When wars end, the most common aspiration of internal and external actors is in the
development of a new society with human rights culture. Which would prevent gross human rights violations in the future. The first step is building new legal and political institutions to protect human rights. This is important to break with the past, stabilize society, generate popular confidence, and ensure gross violations of human rights do not recur. On the surface the building up of new legal and political institutions might seem favorable, however, bringing militants to peaceful settlements and reintegrating them into the system, might add to the vulnerability of children born of war-time rape. Another problem could be that the rights of the biological mothers and their children might not reconcile like the right to abortion. The universal nature of human rights also forces us to reckon with the other side of the rape i.e. rights of the perpetrator.
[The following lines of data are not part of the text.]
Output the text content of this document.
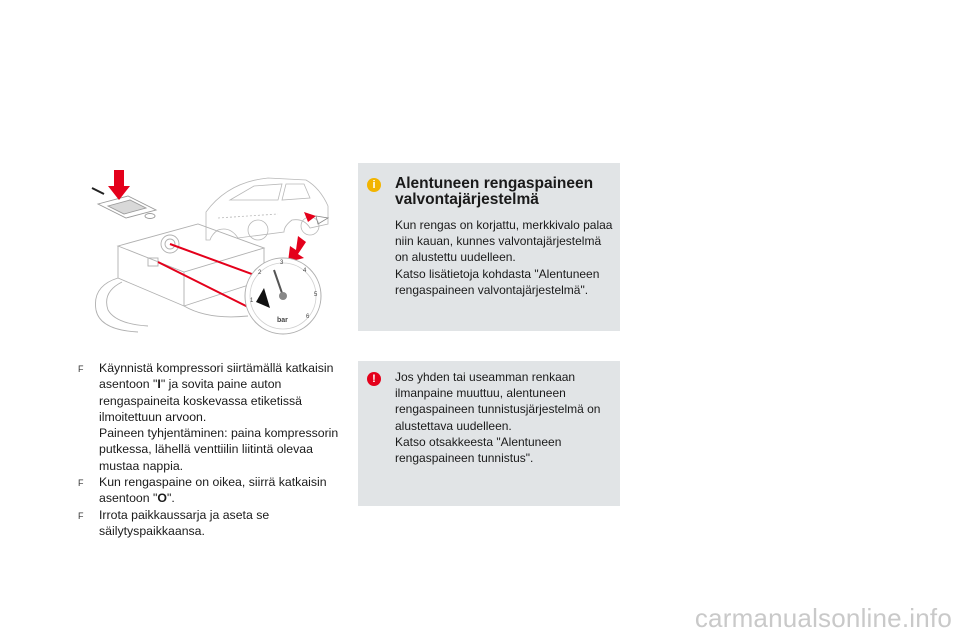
1
2
3
4
5
6
bar
F Käynnistä kompressori siirtämällä katkaisin asentoon "I" ja sovita paine auton rengaspaineita koskevassa etiketissä ilmoitettuun arvoon.
Paineen tyhjentäminen: paina kompressorin putkessa, lähellä venttiilin liitintä olevaa mustaa nappia.
F Kun rengaspaine on oikea, siirrä katkaisin asentoon "O".
F Irrota paikkaussarja ja aseta se säilytyspaikkaansa.
i	Alentuneen rengaspaineen valvontajärjestelmä

Kun rengas on korjattu, merkkivalo palaa niin kauan, kunnes valvontajärjestelmä on alustettu uudelleen.
Katso lisätietoja kohdasta "Alentuneen rengaspaineen valvontajärjestelmä".

!	Jos yhden tai useamman renkaan ilmanpaine muuttuu, alentuneen rengaspaineen tunnistusjärjestelmä on alustettava uudelleen.
Katso otsakkeesta "Alentuneen rengaspaineen tunnistus".

carmanualsonline.info
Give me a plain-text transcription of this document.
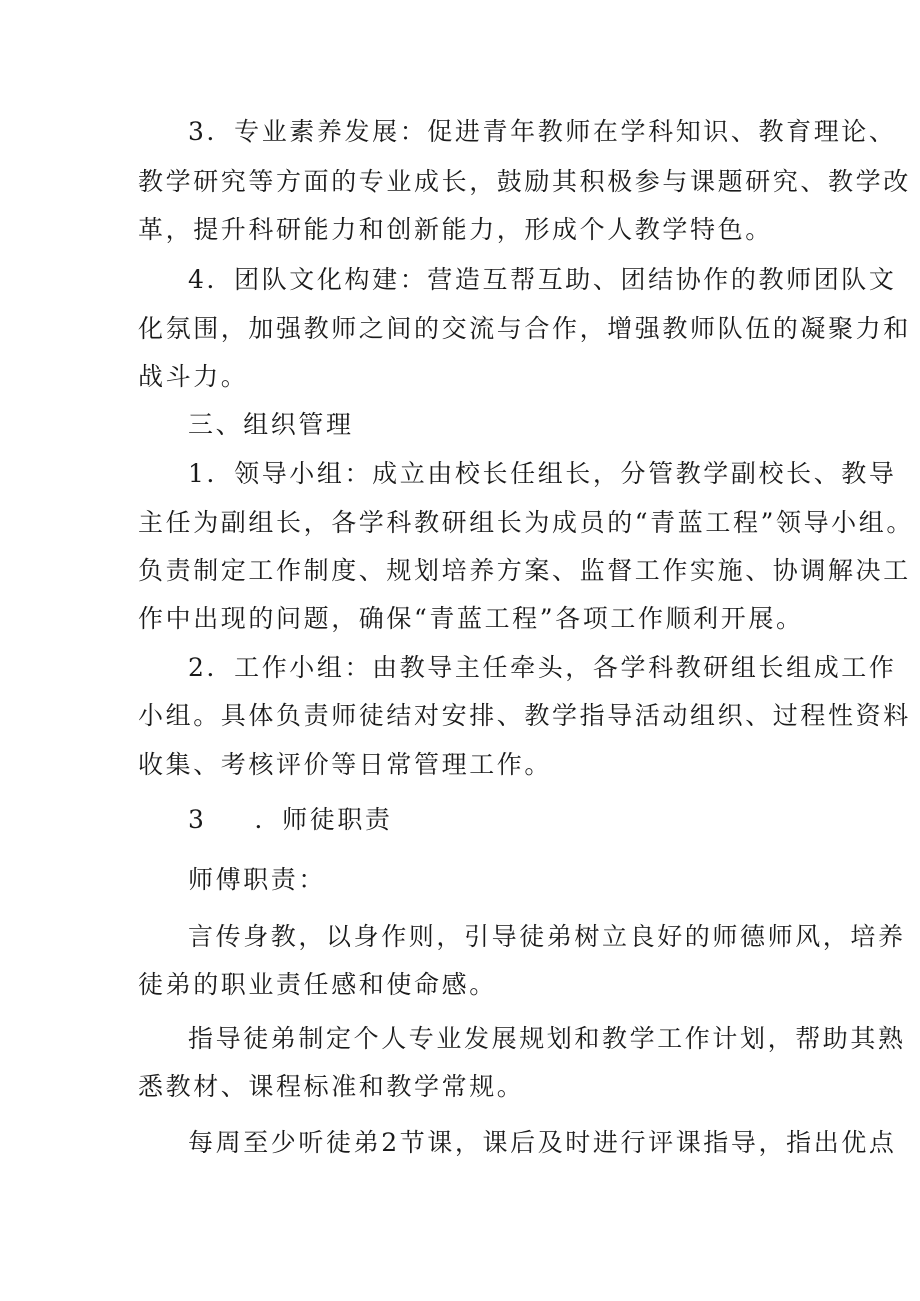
3．专业素养发展：促进青年教师在学科知识、教育理论、
教学研究等方面的专业成长，鼓励其积极参与课题研究、教学改
革，提升科研能力和创新能力，形成个人教学特色。
4．团队文化构建：营造互帮互助、团结协作的教师团队文
化氛围，加强教师之间的交流与合作，增强教师队伍的凝聚力和
战斗力。
三、组织管理
1．领导小组：成立由校长任组长，分管教学副校长、教导
主任为副组长，各学科教研组长为成员的“青蓝工程”领导小组。
负责制定工作制度、规划培养方案、监督工作实施、协调解决工
作中出现的问题，确保“青蓝工程”各项工作顺利开展。
2．工作小组：由教导主任牵头，各学科教研组长组成工作
小组。具体负责师徒结对安排、教学指导活动组织、过程性资料
收集、考核评价等日常管理工作。
3 ．师徒职责
师傅职责：
言传身教，以身作则，引导徒弟树立良好的师德师风，培养
徒弟的职业责任感和使命感。
指导徒弟制定个人专业发展规划和教学工作计划，帮助其熟
悉教材、课程标准和教学常规。
每周至少听徒弟2节课，课后及时进行评课指导，指出优点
Rape and children born of sexual violence are not mentioned in peace accords, in most of the cases, war-time sexual violence is not officially recorded. This reflects the facile nature of the peace process, where disarming militants is far more important than addressing their crimes and bringing justice to the victims. The lack of official records disables the victims of war-time sexual violence from getting any aid from the newly established regime in the future.
Rape as a military strategy is used to an extent that removing war rapists from streets post-war is nearly impossible. Only a small number of war rapists are apprehended. Most of the war rapists are entitled to new life, livelihood and identity. If the pragmatic decision of integrating militants is not made then the war and the atrocities that come with it will
continue. In this political pragmatism, the rights of the victim of sexual violence and children born of it, are often compromised.
The children born of war may provide a road map for more radical social changes like
relationships among rape, patriarchy, and culture. It pushes us to broaden our perception of war and peace. To fully incorporate children of war-time and develop human rights culture, it is imperative to emphasize on education mechanisms, public health, and addressing economic and social violence, in the transition plan.